Эмилия и Илья Кабаковы. Фото РИА Новости
Когда художник уходит из жизни, форма, над которой он работал, изменяется. В ней проявляются иные смыслы, теперь совершенно очевидные, но не вполне понятные раньше. Бывает, эта форма приходит в движение, приобретает незнакомую яркость. Бывает наоборот: она тускнеет, увядает. Так или иначе, энергия угасшей звезды рассеивается в воздухе, чтобы позже пересобраться в нечто новое.

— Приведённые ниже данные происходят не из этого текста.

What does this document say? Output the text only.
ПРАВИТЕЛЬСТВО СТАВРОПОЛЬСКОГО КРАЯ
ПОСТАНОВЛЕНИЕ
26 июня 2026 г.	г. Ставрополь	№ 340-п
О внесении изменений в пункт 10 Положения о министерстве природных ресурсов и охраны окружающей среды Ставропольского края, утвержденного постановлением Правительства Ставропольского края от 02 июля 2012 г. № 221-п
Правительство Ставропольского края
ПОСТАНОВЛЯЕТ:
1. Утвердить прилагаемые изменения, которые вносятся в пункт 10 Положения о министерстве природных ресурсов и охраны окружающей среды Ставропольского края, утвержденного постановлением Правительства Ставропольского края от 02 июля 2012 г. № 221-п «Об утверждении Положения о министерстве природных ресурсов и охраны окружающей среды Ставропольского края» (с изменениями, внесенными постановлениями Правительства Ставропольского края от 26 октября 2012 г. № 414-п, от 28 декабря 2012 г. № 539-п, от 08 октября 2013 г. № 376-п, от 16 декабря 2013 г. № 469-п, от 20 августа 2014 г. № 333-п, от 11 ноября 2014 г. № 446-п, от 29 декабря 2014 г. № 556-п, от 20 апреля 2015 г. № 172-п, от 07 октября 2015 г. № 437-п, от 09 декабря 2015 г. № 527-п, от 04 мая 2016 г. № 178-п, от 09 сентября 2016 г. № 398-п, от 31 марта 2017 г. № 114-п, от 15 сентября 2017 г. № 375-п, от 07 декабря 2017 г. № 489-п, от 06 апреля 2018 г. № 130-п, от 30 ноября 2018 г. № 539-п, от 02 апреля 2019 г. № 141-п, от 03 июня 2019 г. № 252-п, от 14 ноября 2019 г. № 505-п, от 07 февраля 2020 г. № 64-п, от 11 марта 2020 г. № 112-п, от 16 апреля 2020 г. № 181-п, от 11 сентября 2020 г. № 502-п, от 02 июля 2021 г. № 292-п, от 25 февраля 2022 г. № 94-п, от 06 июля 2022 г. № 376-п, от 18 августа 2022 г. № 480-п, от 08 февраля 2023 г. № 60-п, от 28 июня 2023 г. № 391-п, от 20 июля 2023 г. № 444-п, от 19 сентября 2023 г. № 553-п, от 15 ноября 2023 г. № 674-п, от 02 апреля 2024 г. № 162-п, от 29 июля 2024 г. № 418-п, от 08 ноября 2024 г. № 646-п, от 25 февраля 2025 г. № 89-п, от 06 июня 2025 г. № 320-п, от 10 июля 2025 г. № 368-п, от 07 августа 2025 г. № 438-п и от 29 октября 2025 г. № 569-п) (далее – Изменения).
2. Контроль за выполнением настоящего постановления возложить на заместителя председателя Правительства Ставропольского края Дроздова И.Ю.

Первое, что произошло с образами Ильи Кабакова – они разом поднялись в воздух и потеряли материальность. Стало ясно, что все совершенно конкретные символы коммунальной духоты, эти плошки, терки, кастрюльки, доски, стенды, эти журнальные и газетные обрывки, деревянные вагоны, шкафы и табуреты изначально были именно и только эйдосами и в этом смысле не отличались от героев множества кабаковских альбомов или его библейских ангелов. Витки смысловой спирали уравнялись. Второе – его образы изменили масштаб и протяженность, и как я уже сказала, вес. Как бесплотные соседи полетевшего Комарова, они вдруг тоже заполнили собой все небо, превратились в еле заметные облака и потоки ветра. Теперь они окончательно принадлежат миру. Не аукционистам, не галеристам и даже не советской власти, хотя все это казалось неоспоримым.

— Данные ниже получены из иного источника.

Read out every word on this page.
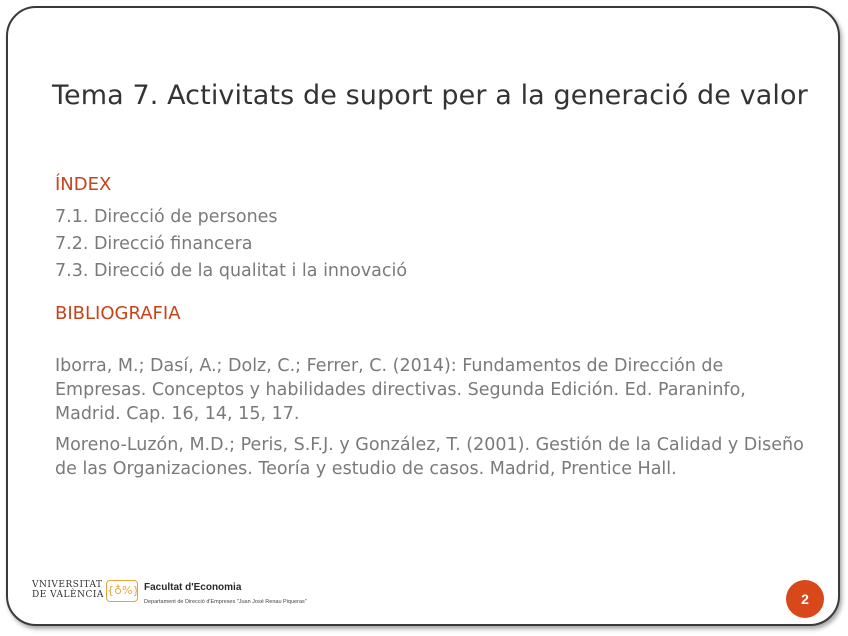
Tema 7. Activitats de suport per a la generació de valor
ÍNDEX
7.1. Direcció de persones
7.2. Direcció financera
7.3. Direcció de la qualitat i la innovació
BIBLIOGRAFIA

Iborra, M.; Dasí, A.; Dolz, C.; Ferrer, C. (2014): Fundamentos de Dirección de Empresas. Conceptos y habilidades directivas. Segunda Edición. Ed. Paraninfo, Madrid. Cap. 16, 14, 15, 17.

Moreno-Luzón, M.D.; Peris, S.F.J. y González, T. (2001). Gestión de la Calidad y Diseño de las Organizaciones. Teoría y estudio de casos. Madrid, Prentice Hall.

VNIVERSITAT
DE VALÈNCIA {♁%} Facultat d'Economia
Departament de Direcció d'Empreses "Juan José Renau Piqueras"	2
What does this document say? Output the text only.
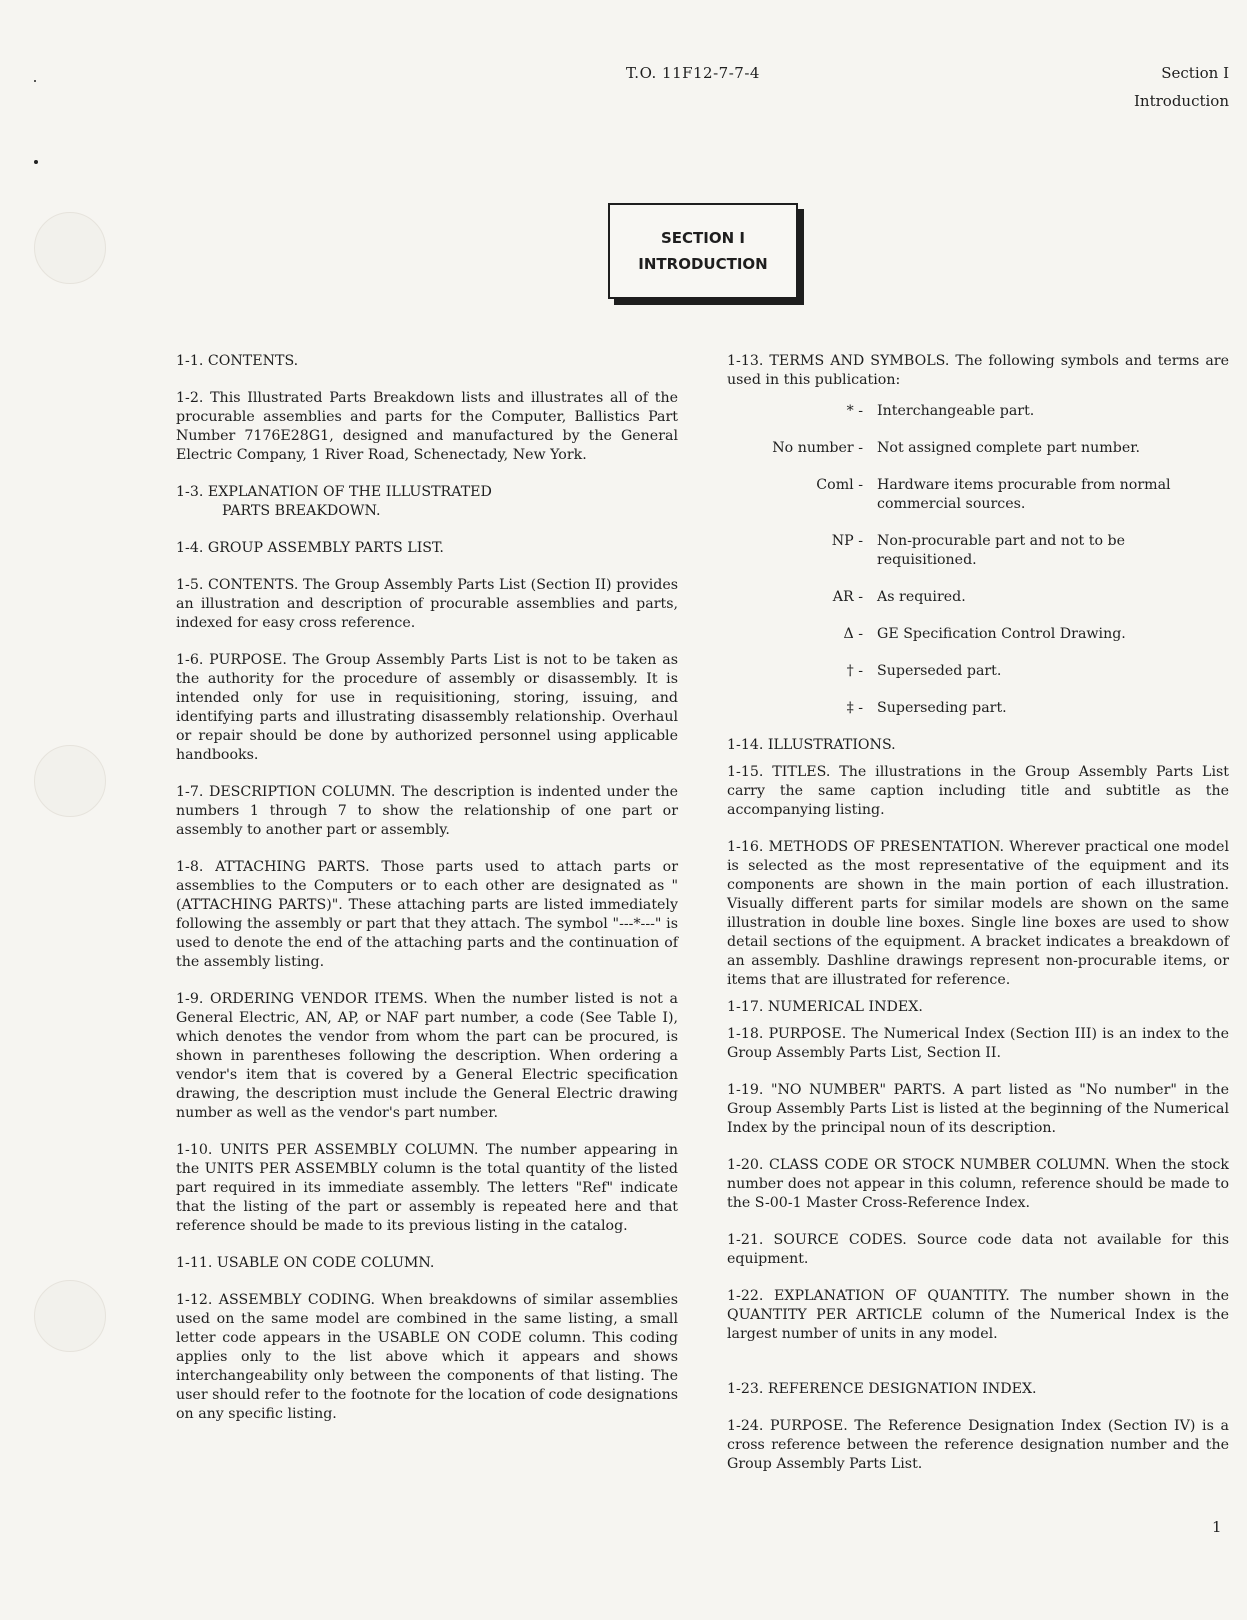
T.O. 11F12-7-7-4	Section I
Introduction
SECTION I
INTRODUCTION

1-1. CONTENTS.

1-2. This Illustrated Parts Breakdown lists and illustrates all of the procurable assemblies and parts for the Computer, Ballistics Part Number 7176E28G1, designed and manufactured by the General Electric Company, 1 River Road, Schenectady, New York.

1-3. EXPLANATION OF THE ILLUSTRATED
PARTS BREAKDOWN.

1-4. GROUP ASSEMBLY PARTS LIST.

1-5. CONTENTS. The Group Assembly Parts List (Section II) provides an illustration and description of procurable assemblies and parts, indexed for easy cross reference.

1-6. PURPOSE. The Group Assembly Parts List is not to be taken as the authority for the procedure of assembly or disassembly. It is intended only for use in requisitioning, storing, issuing, and identifying parts and illustrating disassembly relationship. Overhaul or repair should be done by authorized personnel using applicable handbooks.

1-7. DESCRIPTION COLUMN. The description is indented under the numbers 1 through 7 to show the relationship of one part or assembly to another part or assembly.

1-8. ATTACHING PARTS. Those parts used to attach parts or assemblies to the Computers or to each other are designated as "(ATTACHING PARTS)". These attaching parts are listed immediately following the assembly or part that they attach. The symbol "---*---" is used to denote the end of the attaching parts and the continuation of the assembly listing.

1-9. ORDERING VENDOR ITEMS. When the number listed is not a General Electric, AN, AP, or NAF part number, a code (See Table I), which denotes the vendor from whom the part can be procured, is shown in parentheses following the description. When ordering a vendor's item that is covered by a General Electric specification drawing, the description must include the General Electric drawing number as well as the vendor's part number.

1-10. UNITS PER ASSEMBLY COLUMN. The number appearing in the UNITS PER ASSEMBLY column is the total quantity of the listed part required in its immediate assembly. The letters "Ref" indicate that the listing of the part or assembly is repeated here and that reference should be made to its previous listing in the catalog.

1-11. USABLE ON CODE COLUMN.

1-12. ASSEMBLY CODING. When breakdowns of similar assemblies used on the same model are combined in the same listing, a small letter code appears in the USABLE ON CODE column. This coding applies only to the list above which it appears and shows interchangeability only between the components of that listing. The user should refer to the footnote for the location of code designations on any specific listing.

1-13. TERMS AND SYMBOLS. The following symbols and terms are used in this publication:

* - Interchangeable part.
No number - Not assigned complete part number.
Coml - Hardware items procurable from normal commercial sources.
NP - Non-procurable part and not to be requisitioned.
AR - As required.
Δ - GE Specification Control Drawing.
† - Superseded part.
‡ - Superseding part.

1-14. ILLUSTRATIONS.

1-15. TITLES. The illustrations in the Group Assembly Parts List carry the same caption including title and subtitle as the accompanying listing.

1-16. METHODS OF PRESENTATION. Wherever practical one model is selected as the most representative of the equipment and its components are shown in the main portion of each illustration. Visually different parts for similar models are shown on the same illustration in double line boxes. Single line boxes are used to show detail sections of the equipment. A bracket indicates a breakdown of an assembly. Dashline drawings represent non-procurable items, or items that are illustrated for reference.

1-17. NUMERICAL INDEX.

1-18. PURPOSE. The Numerical Index (Section III) is an index to the Group Assembly Parts List, Section II.

1-19. "NO NUMBER" PARTS. A part listed as "No number" in the Group Assembly Parts List is listed at the beginning of the Numerical Index by the principal noun of its description.

1-20. CLASS CODE OR STOCK NUMBER COLUMN. When the stock number does not appear in this column, reference should be made to the S-00-1 Master Cross-Reference Index.

1-21. SOURCE CODES. Source code data not available for this equipment.

1-22. EXPLANATION OF QUANTITY. The number shown in the QUANTITY PER ARTICLE column of the Numerical Index is the largest number of units in any model.

1-23. REFERENCE DESIGNATION INDEX.

1-24. PURPOSE. The Reference Designation Index (Section IV) is a cross reference between the reference designation number and the Group Assembly Parts List.

1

Кабаков иногда сводил вместе два конца Нового времени – советский реализм и староевропейское искусство, рассеивая их фрагменты по огромным холстам вроде сценических кулис. Фото с выставки «Илья и Эмилия Кабаковы. В будущее возьмут не всех». 2018. ГТГ. Фото агентства «Москва» |
Кабаков глубоко пережил и понял пространство советских 50-х годов, весь цвет и темп этой медлительной эпохи в его полноте, не разделяя материал эпохи на высокий и низкий. Он ненавидел это время и сливался с ним. Коллекционировал его атмосферу и воссоздавал по частям, черпая из нее драму и комедию. 50-е подвели его к главному своему центру, Всесоюзной Сельскохозяйственной Выставке. Наверное, эту форму тоже можно назвать кабаковским эйдосом, ведь интуитивно он всегда опирался на идею павильона с временной экспозицией и не случайно склонялся к архаичным материалам: гипс, металл, ткань, доски, газеты, бумага, холст, живопись, рисунок. День за днем он кропотливо прорисовывал, пришпиливал и подклеивал все эти обрывки памяти к бумаге или оргалиту. Часы идут, пока кто-то их заводит. Теперь дверь в 50-е захлопнулась, и путь туда нужно искать заново.
Полетели. Но не все. Фото с выставки «Илья и Эмилия Кабаковы. В будущее возьмут не всех». 2018. ГТГ. Фото агентства «Москва» |
Все издания уже написали о главном вопросе Кабакова – кого возьмут в будущее, возьмут ли его в будущее, если возьмут не всех, и т.д. Но есть и более важная проблема, которую он, скажем, наметил: «Чья это муха?». Как и другие его темы, она изменилась в масштабе. Возьмут ли художника в будущее – вопрос прагматический, это как закрытая комната в квартире, куда вроде бы не попасть, но ключ подобрать можно. Но появление мухи в разграфленном мире, где все ходы записаны, необъяснимо и представляет собой именно философский вопрос. Муху направил сюда не «вахтер», не «директор школы», не «старший инженер», не «проектант», но некто невидимый и не подчиненный правилам. Тот, кто поместил сюда и самого автора.